The FVL mutation is inherited as an autosomal dominant trait. This means that people who inherit the FVL mutation from only one parent (heterozygous) already have a 5- to 10-fold increased risk of suffering from a thrombosis. 8% of the population of Bavaria alone have the thrombophilic risk marker (no genetic defect) in this form. If both parents pass the FVL mutation on to their child (homozygous), there is probably a 26-fold increased risk of thrombosis (maximum 7x7 = 49).

Living with the Factor V Leiden Mutation

Carriers of the Factor V Leiden mutation should avoid a thrombotic lifestyle to reduce the chance of thrombosis. These include in particular giving up smoking, avoiding obesity and, for young women, refraining from taking oral contraceptives containing estrogen . Long periods of sitting, for example on flights or buses, should be interrupted more often by moving the legs. As long as thrombosis is avoided, life expectancy is usually unaffected, and otherwise healthy heterozygotes do not require the use of anticoagulant drugs. Homozygous carriers, on the other hand, may be dependent on lifelong therapy due to the very high risk of thrombosis, especially if other risk markers are present.
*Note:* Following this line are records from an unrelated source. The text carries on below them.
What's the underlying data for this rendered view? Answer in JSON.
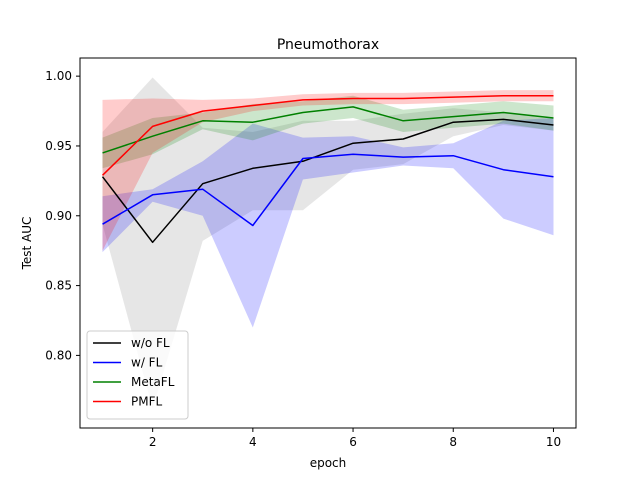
{
  "chart_data": {
    "type": "line",
    "title": "Pneumothorax",
    "xlabel": "epoch",
    "ylabel": "Test AUC",
    "xlim": [
      0.55,
      10.45
    ],
    "ylim": [
      0.748,
      1.013
    ],
    "xticks": [
      "2",
      "4",
      "6",
      "8",
      "10"
    ],
    "yticks": [
      "0.80",
      "0.85",
      "0.90",
      "0.95",
      "1.00"
    ],
    "grid": false,
    "legend_position": "lower-left",
    "x": [
      1,
      2,
      3,
      4,
      5,
      6,
      7,
      8,
      9,
      10
    ],
    "series": [
      {
        "name": "w/o FL",
        "color": "#000000",
        "band_color": "#808080",
        "values": [
          0.928,
          0.881,
          0.923,
          0.934,
          0.939,
          0.952,
          0.955,
          0.967,
          0.969,
          0.965
        ],
        "lower": [
          0.894,
          0.762,
          0.882,
          0.904,
          0.904,
          0.933,
          0.937,
          0.957,
          0.965,
          0.961
        ],
        "upper": [
          0.96,
          0.999,
          0.963,
          0.96,
          0.968,
          0.968,
          0.973,
          0.977,
          0.974,
          0.969
        ]
      },
      {
        "name": "w/ FL",
        "color": "#0000ff",
        "band_color": "#0000ff",
        "values": [
          0.894,
          0.915,
          0.919,
          0.893,
          0.941,
          0.944,
          0.942,
          0.943,
          0.933,
          0.928
        ],
        "lower": [
          0.874,
          0.91,
          0.9,
          0.82,
          0.926,
          0.931,
          0.936,
          0.934,
          0.898,
          0.886
        ],
        "upper": [
          0.914,
          0.919,
          0.939,
          0.966,
          0.956,
          0.957,
          0.949,
          0.952,
          0.968,
          0.97
        ]
      },
      {
        "name": "MetaFL",
        "color": "#008000",
        "band_color": "#008000",
        "values": [
          0.945,
          0.957,
          0.968,
          0.967,
          0.974,
          0.978,
          0.968,
          0.971,
          0.974,
          0.97
        ],
        "lower": [
          0.934,
          0.944,
          0.962,
          0.954,
          0.966,
          0.97,
          0.96,
          0.963,
          0.966,
          0.961
        ],
        "upper": [
          0.956,
          0.97,
          0.974,
          0.98,
          0.982,
          0.986,
          0.976,
          0.979,
          0.982,
          0.979
        ]
      },
      {
        "name": "PMFL",
        "color": "#ff0000",
        "band_color": "#ff0000",
        "values": [
          0.929,
          0.964,
          0.975,
          0.979,
          0.983,
          0.984,
          0.984,
          0.985,
          0.986,
          0.986
        ],
        "lower": [
          0.875,
          0.945,
          0.967,
          0.975,
          0.979,
          0.98,
          0.98,
          0.981,
          0.982,
          0.982
        ],
        "upper": [
          0.983,
          0.984,
          0.983,
          0.984,
          0.987,
          0.988,
          0.988,
          0.989,
          0.99,
          0.99
        ]
      }
    ]
  }
}
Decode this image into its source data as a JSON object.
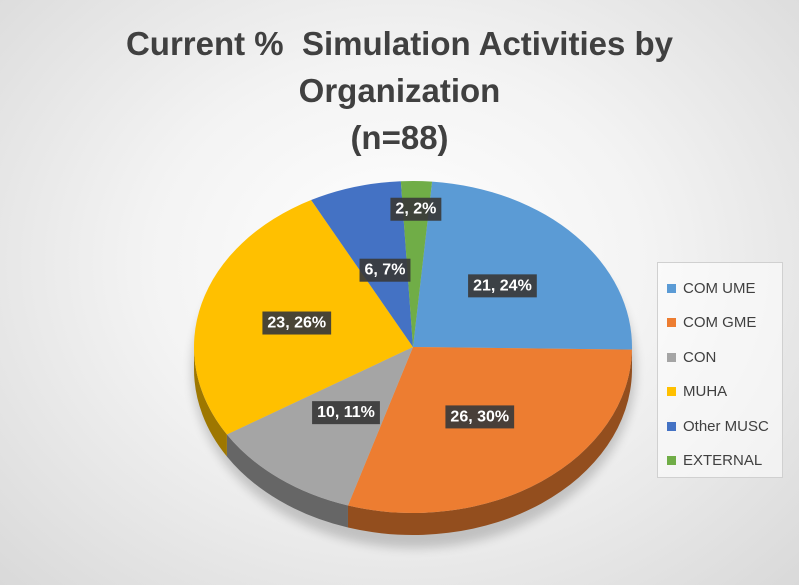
{
  "chart_data": {
    "type": "pie",
    "title_lines": [
      "Current %  Simulation Activities by",
      "Organization",
      "(n=88)"
    ],
    "title": "Current %  Simulation Activities by Organization (n=88)",
    "categories": [
      "COM UME",
      "COM GME",
      "CON",
      "MUHA",
      "Other MUSC",
      "EXTERNAL"
    ],
    "values": [
      21,
      26,
      10,
      23,
      6,
      2
    ],
    "percent_labels": [
      "24%",
      "30%",
      "11%",
      "26%",
      "7%",
      "2%"
    ],
    "data_labels": [
      "21, 24%",
      "26, 30%",
      "10, 11%",
      "23, 26%",
      "6, 7%",
      "2, 2%"
    ],
    "colors": [
      "#5B9BD5",
      "#ED7D31",
      "#A5A5A5",
      "#FFC000",
      "#4472C4",
      "#70AD47"
    ],
    "legend_position": "right",
    "style": "3d"
  }
}
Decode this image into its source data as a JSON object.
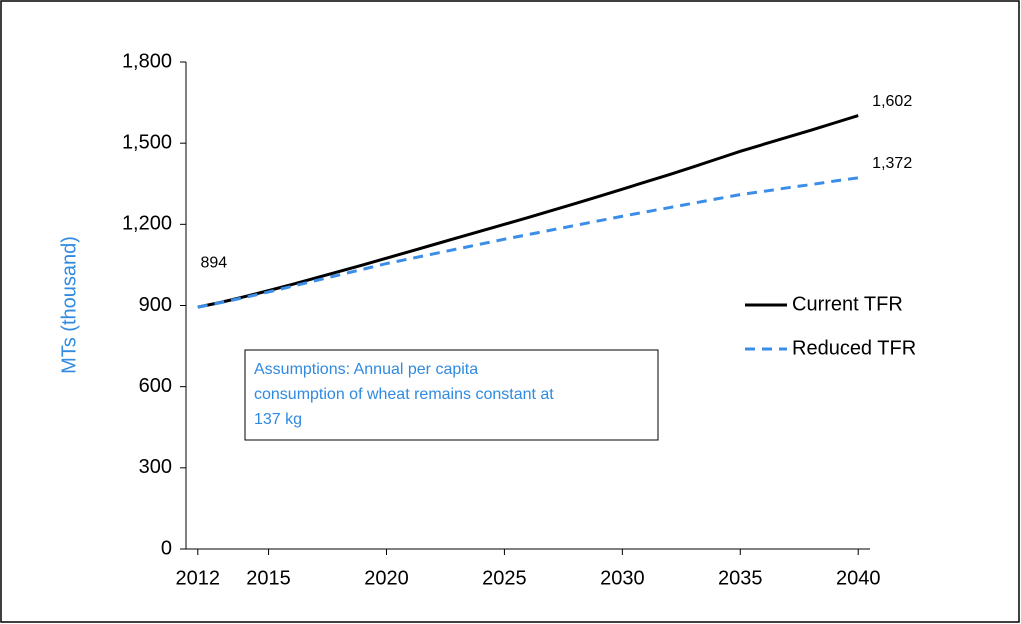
{
  "chart_data": {
    "type": "line",
    "y_label": "MTs (thousand)",
    "x": [
      2012,
      2013,
      2014,
      2015,
      2016,
      2017,
      2018,
      2019,
      2020,
      2021,
      2022,
      2023,
      2024,
      2025,
      2026,
      2027,
      2028,
      2029,
      2030,
      2031,
      2032,
      2033,
      2034,
      2035,
      2036,
      2037,
      2038,
      2039,
      2040
    ],
    "series": [
      {
        "name": "Current TFR",
        "color": "#000000",
        "dash": false,
        "values": [
          894,
          912,
          933,
          955,
          978,
          1002,
          1026,
          1050,
          1075,
          1100,
          1125,
          1150,
          1175,
          1200,
          1225,
          1251,
          1277,
          1303,
          1330,
          1357,
          1384,
          1412,
          1441,
          1470,
          1496,
          1522,
          1548,
          1575,
          1602
        ],
        "value_labels": [
          "894",
          null,
          null,
          null,
          null,
          null,
          null,
          null,
          null,
          null,
          null,
          null,
          null,
          null,
          null,
          null,
          null,
          null,
          null,
          null,
          null,
          null,
          null,
          null,
          null,
          null,
          null,
          null,
          "1,602"
        ]
      },
      {
        "name": "Reduced TFR",
        "color": "#3b8ee8",
        "dash": true,
        "values": [
          894,
          911,
          930,
          950,
          971,
          992,
          1013,
          1034,
          1055,
          1073,
          1091,
          1109,
          1127,
          1145,
          1162,
          1179,
          1196,
          1213,
          1230,
          1246,
          1262,
          1278,
          1294,
          1310,
          1322,
          1335,
          1347,
          1360,
          1372
        ],
        "value_labels": [
          null,
          null,
          null,
          null,
          null,
          null,
          null,
          null,
          null,
          null,
          null,
          null,
          null,
          null,
          null,
          null,
          null,
          null,
          null,
          null,
          null,
          null,
          null,
          null,
          null,
          null,
          null,
          null,
          "1,372"
        ]
      }
    ],
    "xlim": [
      2011.5,
      2040.5
    ],
    "xticks": [
      2012,
      2015,
      2020,
      2025,
      2030,
      2035,
      2040
    ],
    "ylim": [
      0,
      1800
    ],
    "yticks": [
      0,
      300,
      600,
      900,
      {
        "value": 1200,
        "label": "1,200"
      },
      {
        "value": 1500,
        "label": "1,500"
      },
      {
        "value": 1800,
        "label": "1,800"
      }
    ],
    "grid": false,
    "legend": "right",
    "annotation": [
      "Assumptions: Annual per capita",
      "consumption of wheat remains constant at",
      "137 kg"
    ]
  }
}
During pregnancy, however, thrombosis prophylaxis with low molecular weight heparin may also be advisable in heterozygous women to prevent spontaneous abortions and blood clots, as well as after major operations that are bedridden, where rapid mobilization is particularly important.

literature

  • Bjorn Dahlbäck: The discovery of activated protein c resistance . In: Journal of Thrombosis and Haemostasis . tape 1 , no. 1 , 2003, p. 3-9 .
  • David H. Lee et al .: Prevalence of factor V Leiden in a Canadian blood donor population . In: Canadian Medical Association Journal . tape 155 , 1996, pp. 285 ( lac-bac.gc.ca ).
  • Thrombophilia as a multigenic disease . In: Haematologica . tape 84 , no. 1 , 1999, p. 59-70 .
  • Evelyn Rey et al .: Thrombophilic disorders and fetal loss: a meta-analysis . In: The Lancet . tape 361 , no. 9361 , March 15, 2003, p. 901-908 , PMID 12648968 .

References and comments

  1. Zotz, Sucker, Gerhardt: Importance of Thrombophilic Risk Factors for the Risk of First and Recurrence Thrombosis. (PDF) In: DRK - haemotherapy. Retrieved September 9, 2018 .
  2. a b c Article on rs6025 on snpedia.com, accessed January 9, 2019.
  3. Rogier Bertina M., Bobby PC Koeleman, Ted Koster, Frits R. Rosendaal, Richard J. Dirven: Mutation in blood coagulation factor V associated with resistance to activated protein C . In: Nature . tape 369 , no. 6475 , May 1994, ISSN  0028-0836 , pp. 64–67 , doi : 10.1038 / 369064a0 ( nature.com [accessed September 9, 2018]).
  4. Time bomb in the blood . In: Der Spiegel . No. 15 , 1997, pp. 222 f . ( online - April 7, 1997 ).
  5. Rey et al., 2003
  6. see picture
  7. see picture , columns 2, 3 and 4
  8. SH Neoh, MJ Brisco, FA Firgaira, KJ Trainor, DR Turner: Rapid detection of the factor V Leiden (1691 G> A) and haemochromatosis (845 G> A) mutation by fluorescence resonance energy transfer (FRET) and real time PCR . In: Journal of Clinical Pathology . tape 52 , no. 10 , October 1999, ISSN  0021-9746 , p. 766-769 , PMID 10674036 , PMC 501573 (free full text).